A Visit From Grandma
Another case of children seeing more than adults sometimes do: a young mother shared that when her daughter was two, she was having a typical "terrible twos" type of moment, having a tantrum, and all of a sudden, out of nowhere, she stopped, stared at the wall, and then started softly giggling.
She started saying "funny lady" over and over again. Her parents asked her who she was talking about, and she pointed at the wall and said "the funny lady." They asked her to describe the lady, and from her description, it soon became clear that she was talking about her mother's grandmother, who she'd never met.
When the mother relayed this story to her own parents, they didn't seem as surprised as she expected them to be. They said that apparently she'd forgotten that when she was about that age, she'd had a visit from her deceased grandfather.
Telly Savalas and the Ghostly Good Samaritan
The popular Kojack actor, Telly Savalas, had a ghostly encounter in 1959. Coming home to Long Island after a date at two o'clock in the morning, Savalas ran out of gas. He started walking toward the freeway when a high-pitched, eerie voice sounded behind him from the road saying, "I'll give you a ride." Savalas hadn't heard the car drive up, but he accepted the ride. The man wore a white suit and was driving a Cadillac.
When they arrived at the gas station, the man offered to pay for the gas, even though Savalas hadn't said anything about not having any money with him. He accepted the generous offer, getting the man's name and address so he could send the money to him the next day. The man then drove him back to his car. On the way there, he told Savalas that he knew a Red Sox baseball player and even gave him the name.

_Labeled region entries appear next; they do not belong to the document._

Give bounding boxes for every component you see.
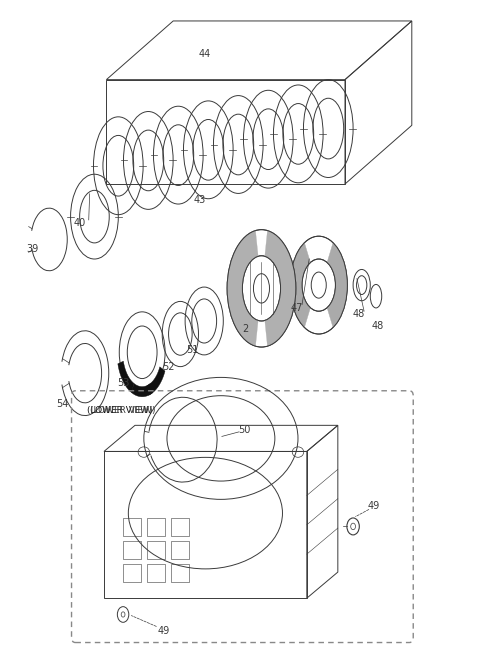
- Bar: [147, 541, 165, 559]
- Bar: [123, 563, 141, 582]
- Text: 39: 39: [26, 244, 38, 254]
- Polygon shape: [327, 243, 348, 328]
- Bar: [147, 518, 165, 536]
- Bar: [147, 563, 165, 582]
- Polygon shape: [227, 231, 258, 346]
- Bar: [123, 518, 141, 536]
- Text: 51: 51: [186, 345, 198, 355]
- Polygon shape: [265, 231, 296, 346]
- Bar: [123, 541, 141, 559]
- Polygon shape: [147, 367, 165, 395]
- Text: 49: 49: [368, 500, 380, 510]
- Polygon shape: [118, 361, 134, 392]
- Text: (LOWER VIEW): (LOWER VIEW): [90, 406, 156, 415]
- Text: 50: 50: [239, 425, 251, 435]
- Text: 43: 43: [193, 195, 205, 205]
- Text: 52: 52: [162, 362, 175, 371]
- Text: 2: 2: [242, 324, 249, 335]
- Text: 40: 40: [74, 218, 86, 228]
- Text: 44: 44: [198, 48, 210, 58]
- Bar: [171, 518, 189, 536]
- Text: 47: 47: [290, 303, 302, 313]
- Bar: [171, 541, 189, 559]
- Polygon shape: [290, 243, 311, 328]
- Text: 54: 54: [56, 400, 69, 409]
- Bar: [171, 563, 189, 582]
- Text: 48: 48: [372, 321, 384, 331]
- Text: 48: 48: [352, 309, 364, 320]
- Polygon shape: [132, 383, 153, 397]
- Text: (LOWER VIEW): (LOWER VIEW): [87, 406, 153, 415]
- Text: 53: 53: [117, 378, 129, 388]
- Text: 49: 49: [157, 626, 170, 636]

Perplexed, Savalas just nodded. The man helped him fill the car with gas, and the man pushed the car to get it started while Savalas sat behind the wheel.
The next day, the newspaper headlines reported that the Red Sox player had been found dead the previous night. Savalas discovered the man had also written down his phone number, so he called it and talked with a woman who became very upset when he asked for the man. She told him that her husband had been dead for two years. Savalas later contacted her again, and the woman verified that the clothes the Samaritan wore were her husband's burial clothes. His signature on the paper matched her husband's handwriting. The only thing that didn't match was his high-pitched voice, since he had a deep voice. While talking further, Savalas discovered that the man had committed suicide by shooting himself in the throat, and this had destroyed his larynx.
Scary but True Stories of Ghost Encounters
While not everyone believes in ghosts, it's hard to dispute true stories of the paranormal. From urban legends like Bloody Mary to Ouija Board encounters, it's hard to say that there's no such thing as ghosts. Decide for yourself if you believe.